We are now very interested in how kindness extends to people we do not know. Of course, it is easy to be kind to people close to you, you like them and familiarize yourself with them. You may even expect reciprocity. But people also help others who they don’t know, and possibly never meet again. We found for example, that when you ask adolescents to divide 10 values tokens between themselves and a stranger, someone they do not know and will never meet personally, adolescents give away 30% of their valuable goods. This extended during the pandemic crisis to 70% when the stranger was a medical doctor, a Covid-19 patient, or someone with a poor immune system.

We also observed the pleasure of giving in the brain. Intriguingly, adolescents who give more to charity, also show more reward feelings in reward centers of the brain when they win money for their charity. Even when this comes at the expense of their own gains. Also, people who naturally have the tendency to take the perspective of others into account, show more activity in this reward area of the brain.

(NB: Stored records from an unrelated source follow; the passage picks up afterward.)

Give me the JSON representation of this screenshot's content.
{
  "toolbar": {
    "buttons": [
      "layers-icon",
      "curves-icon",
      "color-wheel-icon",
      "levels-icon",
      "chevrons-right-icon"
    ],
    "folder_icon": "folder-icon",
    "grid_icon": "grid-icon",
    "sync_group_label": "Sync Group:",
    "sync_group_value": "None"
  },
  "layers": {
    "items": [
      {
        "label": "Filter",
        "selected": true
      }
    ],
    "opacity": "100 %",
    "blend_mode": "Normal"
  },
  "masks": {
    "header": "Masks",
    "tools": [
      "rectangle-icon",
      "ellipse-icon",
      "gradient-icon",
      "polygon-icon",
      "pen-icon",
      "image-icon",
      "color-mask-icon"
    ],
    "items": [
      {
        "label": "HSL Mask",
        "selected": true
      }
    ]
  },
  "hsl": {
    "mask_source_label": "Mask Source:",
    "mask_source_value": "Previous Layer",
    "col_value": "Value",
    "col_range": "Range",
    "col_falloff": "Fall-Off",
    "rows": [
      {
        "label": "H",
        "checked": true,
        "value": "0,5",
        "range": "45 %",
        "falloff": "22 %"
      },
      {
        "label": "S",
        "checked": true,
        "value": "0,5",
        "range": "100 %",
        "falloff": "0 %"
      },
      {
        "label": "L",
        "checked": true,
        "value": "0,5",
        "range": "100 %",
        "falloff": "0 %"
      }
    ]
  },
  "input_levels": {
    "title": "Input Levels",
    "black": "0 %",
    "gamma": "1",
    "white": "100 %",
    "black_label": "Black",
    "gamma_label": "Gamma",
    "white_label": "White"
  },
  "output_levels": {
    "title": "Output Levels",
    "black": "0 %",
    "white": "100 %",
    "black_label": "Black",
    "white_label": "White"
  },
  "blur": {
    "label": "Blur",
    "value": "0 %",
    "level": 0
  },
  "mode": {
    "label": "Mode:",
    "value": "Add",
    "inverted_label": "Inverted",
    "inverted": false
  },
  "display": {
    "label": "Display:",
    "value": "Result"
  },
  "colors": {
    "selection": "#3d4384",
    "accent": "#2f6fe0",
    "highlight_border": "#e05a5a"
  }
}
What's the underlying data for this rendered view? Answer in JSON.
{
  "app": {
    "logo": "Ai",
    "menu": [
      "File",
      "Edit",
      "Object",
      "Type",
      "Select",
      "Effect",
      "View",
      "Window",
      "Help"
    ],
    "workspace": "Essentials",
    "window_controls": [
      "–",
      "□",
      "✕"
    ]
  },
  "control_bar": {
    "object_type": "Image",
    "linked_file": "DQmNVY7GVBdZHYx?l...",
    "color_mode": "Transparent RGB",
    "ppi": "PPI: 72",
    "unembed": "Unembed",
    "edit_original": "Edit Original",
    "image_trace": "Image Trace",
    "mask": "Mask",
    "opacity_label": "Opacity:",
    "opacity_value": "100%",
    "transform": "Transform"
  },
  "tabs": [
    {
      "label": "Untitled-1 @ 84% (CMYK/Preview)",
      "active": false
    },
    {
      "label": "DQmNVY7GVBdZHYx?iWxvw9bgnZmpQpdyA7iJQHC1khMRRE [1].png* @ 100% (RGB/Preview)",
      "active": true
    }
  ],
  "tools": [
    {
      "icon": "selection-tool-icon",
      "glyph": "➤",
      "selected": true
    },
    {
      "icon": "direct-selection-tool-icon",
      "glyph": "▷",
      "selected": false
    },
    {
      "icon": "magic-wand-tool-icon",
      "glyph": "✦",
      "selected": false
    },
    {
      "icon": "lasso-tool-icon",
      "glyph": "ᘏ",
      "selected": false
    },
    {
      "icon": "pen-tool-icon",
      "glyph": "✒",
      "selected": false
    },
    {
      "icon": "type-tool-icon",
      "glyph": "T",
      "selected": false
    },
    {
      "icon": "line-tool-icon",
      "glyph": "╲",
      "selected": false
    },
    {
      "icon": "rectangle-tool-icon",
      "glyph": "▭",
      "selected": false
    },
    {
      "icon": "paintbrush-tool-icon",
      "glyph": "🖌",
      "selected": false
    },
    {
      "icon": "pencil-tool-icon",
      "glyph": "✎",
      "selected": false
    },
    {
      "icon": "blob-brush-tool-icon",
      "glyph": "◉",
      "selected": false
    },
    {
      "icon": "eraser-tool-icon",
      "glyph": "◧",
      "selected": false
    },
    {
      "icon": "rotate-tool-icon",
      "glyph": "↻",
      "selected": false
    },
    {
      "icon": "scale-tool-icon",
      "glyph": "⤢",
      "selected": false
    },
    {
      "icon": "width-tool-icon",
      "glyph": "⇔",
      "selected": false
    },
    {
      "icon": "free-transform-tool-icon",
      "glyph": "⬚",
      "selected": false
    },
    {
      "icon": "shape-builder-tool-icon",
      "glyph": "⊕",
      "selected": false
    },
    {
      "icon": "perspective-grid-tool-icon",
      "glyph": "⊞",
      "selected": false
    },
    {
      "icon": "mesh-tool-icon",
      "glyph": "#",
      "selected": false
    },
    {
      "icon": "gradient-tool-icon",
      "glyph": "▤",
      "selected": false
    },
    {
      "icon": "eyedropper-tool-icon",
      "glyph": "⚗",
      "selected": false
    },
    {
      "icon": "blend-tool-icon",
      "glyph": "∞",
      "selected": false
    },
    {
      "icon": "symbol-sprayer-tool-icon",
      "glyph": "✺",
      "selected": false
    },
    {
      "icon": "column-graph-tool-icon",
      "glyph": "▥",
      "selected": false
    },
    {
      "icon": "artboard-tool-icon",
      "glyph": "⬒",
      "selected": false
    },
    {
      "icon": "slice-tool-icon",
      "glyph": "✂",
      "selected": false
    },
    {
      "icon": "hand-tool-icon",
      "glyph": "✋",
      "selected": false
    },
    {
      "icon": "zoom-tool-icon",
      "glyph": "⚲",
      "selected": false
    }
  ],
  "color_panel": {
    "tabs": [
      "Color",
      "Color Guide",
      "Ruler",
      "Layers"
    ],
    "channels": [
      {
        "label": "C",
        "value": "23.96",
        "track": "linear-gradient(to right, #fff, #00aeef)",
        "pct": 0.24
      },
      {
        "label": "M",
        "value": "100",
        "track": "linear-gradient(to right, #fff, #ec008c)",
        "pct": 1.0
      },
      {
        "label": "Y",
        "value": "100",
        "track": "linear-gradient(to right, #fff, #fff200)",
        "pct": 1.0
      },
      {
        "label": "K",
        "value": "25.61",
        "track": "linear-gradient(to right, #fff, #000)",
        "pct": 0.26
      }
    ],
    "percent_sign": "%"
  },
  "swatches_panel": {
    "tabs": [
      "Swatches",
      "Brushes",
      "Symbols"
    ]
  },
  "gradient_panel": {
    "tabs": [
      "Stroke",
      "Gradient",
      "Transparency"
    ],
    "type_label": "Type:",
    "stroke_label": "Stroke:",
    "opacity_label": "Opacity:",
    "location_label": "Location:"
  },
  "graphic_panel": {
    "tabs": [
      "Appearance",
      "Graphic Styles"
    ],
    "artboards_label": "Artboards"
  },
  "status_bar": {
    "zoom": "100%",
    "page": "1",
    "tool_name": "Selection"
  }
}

Crisis situations like a pandemic cause extreme hardships and inequality. We observed that young people with difficult home situations, with less support from their parents, experienced the most tension. But we also observed resilience in young people. They were kind to others during the pandemic. They developed programs to connect citizens, they delivered meals to people who could not leave their house. This is not only for the benefit of society; it also helped the young people themselves. Helping was associated with increased feelings of vigor.

The world that we leave for the next generation is not as perfect as we would have hoped. There are high geopolitical tensions, multiple crises, like the pandemic and the climate crisis. And these crises increase social inequality. The question that I would like to pose here, is not whether our current leaders can solve everything. The question is whether we give enough possibilities for young people to express what they want. We observed in our data that 81% of the young people in our studies felt that their opinion was important to take into account in policy making during the pandemic, 62% felt that they could make a serious contribution to policy on the way out of the pandemic, and only 7% of the young people felt that their opinions were taken into account by policy makers.

If sustainable, kindness that emerged during the pandemic may provide grounds for hope and optimism in a world of geo-political tension, and more crises to come. But we do need to think more about how to hear the voices of the people who will live on this planet the longest. They have voices that are worth to be heard, ideas that may be more flexible and out of the box, and they have an intrinsic need to connect and contribute.